You well may think that Dame Ellen Terry, world-famous actress, would slow down, retire to her home in Smallhythe, Kent, write her memoirs, hug her children and grandchildren, and bask in the glory of a life well spent. But here's how it really went down:
1903 - 1905: She and her son took over management of the Imperial Theatre. Here she had complete artistic control and could choose which roles she would play. (Obviously, she had learned well from her longtime partner!) This new venture focused on the plays of Henrik Ibsen, J. M. Barrie and George Bernard Shaw. For at least 20 years, she and Shaw carried on a much publicized correspondence, which has been published and often referred to as a "paper courtship."

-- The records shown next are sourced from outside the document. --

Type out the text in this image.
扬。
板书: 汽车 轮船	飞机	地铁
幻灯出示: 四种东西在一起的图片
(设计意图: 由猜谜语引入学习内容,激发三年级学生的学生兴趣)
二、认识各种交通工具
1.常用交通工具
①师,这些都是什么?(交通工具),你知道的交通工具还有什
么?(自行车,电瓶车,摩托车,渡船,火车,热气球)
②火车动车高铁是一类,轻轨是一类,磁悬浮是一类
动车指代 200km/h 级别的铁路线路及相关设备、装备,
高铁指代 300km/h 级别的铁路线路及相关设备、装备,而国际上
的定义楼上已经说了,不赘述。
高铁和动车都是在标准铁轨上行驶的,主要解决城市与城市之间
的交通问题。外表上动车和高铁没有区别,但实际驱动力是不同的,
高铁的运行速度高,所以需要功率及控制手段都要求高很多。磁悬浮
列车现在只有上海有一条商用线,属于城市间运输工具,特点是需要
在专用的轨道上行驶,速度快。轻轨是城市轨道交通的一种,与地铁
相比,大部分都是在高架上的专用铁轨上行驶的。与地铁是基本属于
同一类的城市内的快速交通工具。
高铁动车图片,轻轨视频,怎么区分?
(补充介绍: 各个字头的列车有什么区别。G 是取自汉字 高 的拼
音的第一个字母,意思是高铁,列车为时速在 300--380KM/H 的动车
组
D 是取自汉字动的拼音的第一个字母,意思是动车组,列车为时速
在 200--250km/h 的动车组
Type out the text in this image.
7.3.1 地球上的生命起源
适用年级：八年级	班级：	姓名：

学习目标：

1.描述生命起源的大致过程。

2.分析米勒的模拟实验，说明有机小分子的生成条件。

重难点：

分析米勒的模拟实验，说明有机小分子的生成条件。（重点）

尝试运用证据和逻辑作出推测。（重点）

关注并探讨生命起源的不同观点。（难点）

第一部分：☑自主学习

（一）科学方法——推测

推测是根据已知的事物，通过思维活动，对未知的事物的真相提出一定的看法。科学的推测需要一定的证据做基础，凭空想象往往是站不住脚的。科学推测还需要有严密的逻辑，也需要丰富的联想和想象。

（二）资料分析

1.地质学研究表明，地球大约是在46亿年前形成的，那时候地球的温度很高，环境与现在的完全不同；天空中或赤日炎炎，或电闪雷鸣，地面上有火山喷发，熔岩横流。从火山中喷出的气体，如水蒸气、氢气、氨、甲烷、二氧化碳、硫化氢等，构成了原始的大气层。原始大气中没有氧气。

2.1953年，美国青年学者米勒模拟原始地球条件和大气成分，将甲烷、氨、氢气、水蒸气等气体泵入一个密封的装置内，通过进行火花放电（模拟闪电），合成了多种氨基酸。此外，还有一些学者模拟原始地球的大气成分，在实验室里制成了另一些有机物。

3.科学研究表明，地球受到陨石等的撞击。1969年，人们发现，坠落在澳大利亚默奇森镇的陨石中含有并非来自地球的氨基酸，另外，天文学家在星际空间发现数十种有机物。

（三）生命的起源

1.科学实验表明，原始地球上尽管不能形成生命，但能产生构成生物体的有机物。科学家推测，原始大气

1906: Upset by Irving's death in 1905, Ellen went into brief retirement, returning to the stage in April 1906 in the role of Lady Cecily Wayneflete in Shaw's Captain Brassbound's Conversion, then touring successfully in that role throughout England and America.
1907: She toured the U.S. under the direction of Charles Frohman, during which she married American actor James Carew, with whom she had worked at the Court Theatre. He was 30 years her junior. Their marriage was over in under two years.
1909: Ellen played Nance Oldfield in A Pageant of Famous Women, written in 1909 by C. Hamilton and her daughter, Edith.
1910: She toured America once more, to great success.
1911: Returning to England, she played Nell Gwynne in The First Actress by Christopher St. John. Also that year she recorded scenes from five Shakespearean roles for the Victor Talking Machine Company.
1914: Ellen toured Australia and the U.S. again, reciting and lecturing on Shakespeare's heroines. While in the states, she underwent surgery to remove cataracts from both eyes, but the operation was only partially successful.
1916: She performed the role of Darling in Barrie's The Admirable Crichton.
1917 - 1922: Her busy schedule included performing in many WW1 benefits, and she continued to perform on stage while establishing a respectable motion picture career. She retired from the stage in 1920, and from films in 1922.
1925: Actress Ellen Terry became Dame Alice Ellen Terry when she was awarded a Dame Grand Cross of the Order of the British Empire.
In the last few years of her life, Dame Ellen gradually lost her eyesight, and showed signs of senility. She died at her home in Smallhythe, Kent. She was 81. Her ashes are inurned at the actors' church, St. Paul's, Covent Garden, London.